In the embodiment of the present application, the proximity sensor is located in the inner cavity of the housing 110, and the proximity sensor 2 may be an infrared reflection type, a capacitance type, an ultrasonic ranging type, etc., and the technical scheme and the technical effect are continuously described mainly in the infrared reflection type. The infrared reflection type proximity sensor can be called as a proximity light sensor, and the working principle of the infrared reflection type proximity sensor is that an infrared light source, such as an infrared LED, emits infrared light, an infrared laser (such as a vertical cavity surface emitting laser) simultaneously receives infrared light reflected by a proximity object by an infrared light receiver, integrates the intensity of the reflected infrared light, and senses the proximity distance of the external object according to the magnitude of the integrated value.
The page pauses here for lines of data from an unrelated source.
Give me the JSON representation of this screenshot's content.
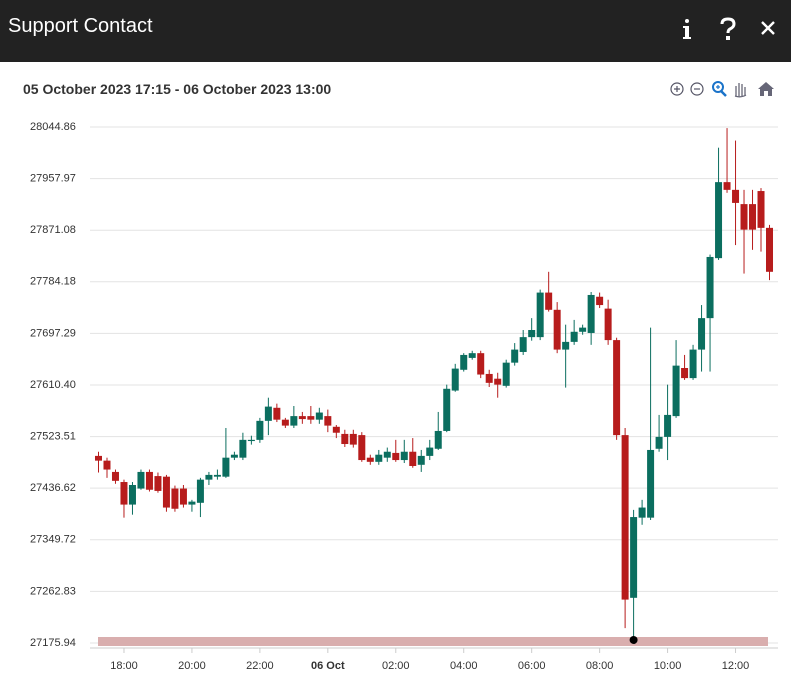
{
  "header": {
    "title": "Support Contact"
  },
  "chart_data": {
    "type": "candlestick",
    "subtitle": "05 October 2023 17:15 - 06 October 2023 13:00",
    "up_color": "#0b6e5f",
    "down_color": "#b71c1c",
    "grid": true,
    "x": [
      17.25,
      17.5,
      17.75,
      18,
      18.25,
      18.5,
      18.75,
      19,
      19.25,
      19.5,
      19.75,
      20,
      20.25,
      20.5,
      20.75,
      21,
      21.25,
      21.5,
      21.75,
      22,
      22.25,
      22.5,
      22.75,
      23,
      23.25,
      23.5,
      23.75,
      24,
      24.25,
      24.5,
      24.75,
      25,
      25.25,
      25.5,
      25.75,
      26,
      26.25,
      26.5,
      26.75,
      27,
      27.25,
      27.5,
      27.75,
      28,
      28.25,
      28.5,
      28.75,
      29,
      29.25,
      29.5,
      29.75,
      30,
      30.25,
      30.5,
      30.75,
      31,
      31.25,
      31.5,
      31.75,
      32,
      32.25,
      32.5,
      32.75,
      33,
      33.25,
      33.5,
      33.75,
      34,
      34.25,
      34.5,
      34.75,
      35,
      35.25,
      35.5,
      35.75,
      36,
      36.25,
      36.5,
      36.75,
      37
    ],
    "open": [
      27491,
      27483,
      27464,
      27447,
      27409,
      27436,
      27464,
      27457,
      27456,
      27436,
      27436,
      27409,
      27412,
      27451,
      27456,
      27456,
      27488,
      27488,
      27516,
      27518,
      27550,
      27572,
      27552,
      27542,
      27558,
      27558,
      27552,
      27558,
      27540,
      27528,
      27528,
      27526,
      27488,
      27481,
      27488,
      27496,
      27484,
      27498,
      27476,
      27491,
      27503,
      27533,
      27601,
      27636,
      27656,
      27664,
      27629,
      27621,
      27609,
      27648,
      27666,
      27691,
      27691,
      27766,
      27737,
      27670,
      27683,
      27700,
      27698,
      27759,
      27739,
      27686,
      27526,
      27252,
      27387,
      27387,
      27503,
      27523,
      27558,
      27639,
      27622,
      27670,
      27723,
      27824,
      27952,
      27939,
      27915,
      27915,
      27937,
      27875
    ],
    "high": [
      27498,
      27488,
      27468,
      27451,
      27447,
      27468,
      27468,
      27463,
      27459,
      27441,
      27442,
      27417,
      27454,
      27464,
      27468,
      27538,
      27498,
      27530,
      27525,
      27555,
      27589,
      27579,
      27555,
      27575,
      27565,
      27575,
      27572,
      27569,
      27543,
      27535,
      27535,
      27531,
      27493,
      27501,
      27505,
      27518,
      27518,
      27521,
      27501,
      27518,
      27565,
      27611,
      27646,
      27664,
      27668,
      27668,
      27636,
      27631,
      27653,
      27681,
      27703,
      27723,
      27771,
      27801,
      27750,
      27712,
      27720,
      27712,
      27767,
      27766,
      27754,
      27690,
      27538,
      27400,
      27417,
      27707,
      27560,
      27611,
      27686,
      27661,
      27678,
      27745,
      27830,
      28010,
      28043,
      28022,
      27939,
      27939,
      27942,
      27880
    ],
    "low": [
      27463,
      27454,
      27444,
      27387,
      27392,
      27434,
      27431,
      27429,
      27397,
      27397,
      27404,
      27397,
      27388,
      27442,
      27451,
      27454,
      27484,
      27484,
      27510,
      27513,
      27526,
      27548,
      27538,
      27538,
      27545,
      27545,
      27545,
      27531,
      27521,
      27506,
      27505,
      27481,
      27476,
      27476,
      27481,
      27481,
      27479,
      27471,
      27464,
      27484,
      27501,
      27531,
      27599,
      27633,
      27653,
      27622,
      27607,
      27589,
      27606,
      27643,
      27661,
      27685,
      27686,
      27734,
      27664,
      27606,
      27678,
      27695,
      27678,
      27740,
      27678,
      27518,
      27201,
      27181,
      27375,
      27383,
      27498,
      27484,
      27555,
      27619,
      27619,
      27633,
      27633,
      27821,
      27934,
      27846,
      27798,
      27838,
      27835,
      27787
    ],
    "close": [
      27483,
      27468,
      27449,
      27409,
      27442,
      27464,
      27434,
      27432,
      27404,
      27402,
      27409,
      27414,
      27451,
      27459,
      27459,
      27488,
      27493,
      27518,
      27518,
      27550,
      27574,
      27552,
      27542,
      27558,
      27553,
      27552,
      27564,
      27542,
      27530,
      27511,
      27510,
      27484,
      27481,
      27493,
      27498,
      27484,
      27498,
      27474,
      27491,
      27505,
      27533,
      27604,
      27638,
      27661,
      27664,
      27628,
      27614,
      27611,
      27648,
      27670,
      27691,
      27703,
      27766,
      27737,
      27670,
      27683,
      27700,
      27707,
      27762,
      27745,
      27686,
      27526,
      27249,
      27388,
      27404,
      27501,
      27523,
      27560,
      27643,
      27622,
      27670,
      27723,
      27826,
      27952,
      27939,
      27917,
      27872,
      27872,
      27875,
      27801
    ],
    "xlim": [
      17,
      37.25
    ],
    "xticks": [
      {
        "value": 18,
        "label": "18:00"
      },
      {
        "value": 20,
        "label": "20:00"
      },
      {
        "value": 22,
        "label": "22:00"
      },
      {
        "value": 24,
        "label": "06 Oct"
      },
      {
        "value": 26,
        "label": "02:00"
      },
      {
        "value": 28,
        "label": "04:00"
      },
      {
        "value": 30,
        "label": "06:00"
      },
      {
        "value": 32,
        "label": "08:00"
      },
      {
        "value": 34,
        "label": "10:00"
      },
      {
        "value": 36,
        "label": "12:00"
      }
    ],
    "ylim": [
      27167.5,
      28060
    ],
    "yticks": [
      27175.94,
      27262.83,
      {
        "value": 27349.72,
        "label": "27349.72"
      },
      27436.62,
      27523.51,
      {
        "value": 27610.4,
        "label": "27610.40"
      },
      27697.29,
      27784.18,
      27871.08,
      27957.97,
      28044.86
    ]
  }
}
The proximity sensor 2 in the application is used for acquiring parameters representing the position change of the key main body 1 relative to the shell 110, the proximity sensor 2 transmits the acquired parameter information to the main board, the processor on the main board stores key functions corresponding to the gestures of the key main body 1 one by one, and the main board can judge the gesture of the current key main body 1 according to the parameters detected by the proximity sensor 2, so as to trigger the key functions corresponding to the gesture of the current key main body 1. The user is different to the position of pressing of button main part 1, presses the dynamics different, and the gesture of button main part 1 is different, of course, the processor still can further combine the change of button main part 1 gesture to carry out comprehensive judgement key function in the predetermined time quantum. The processor further comprehensively judges key functions which should be triggered at the current moment by referring to the pressing time and the posture change factors of the key main body 1 in a preset time period.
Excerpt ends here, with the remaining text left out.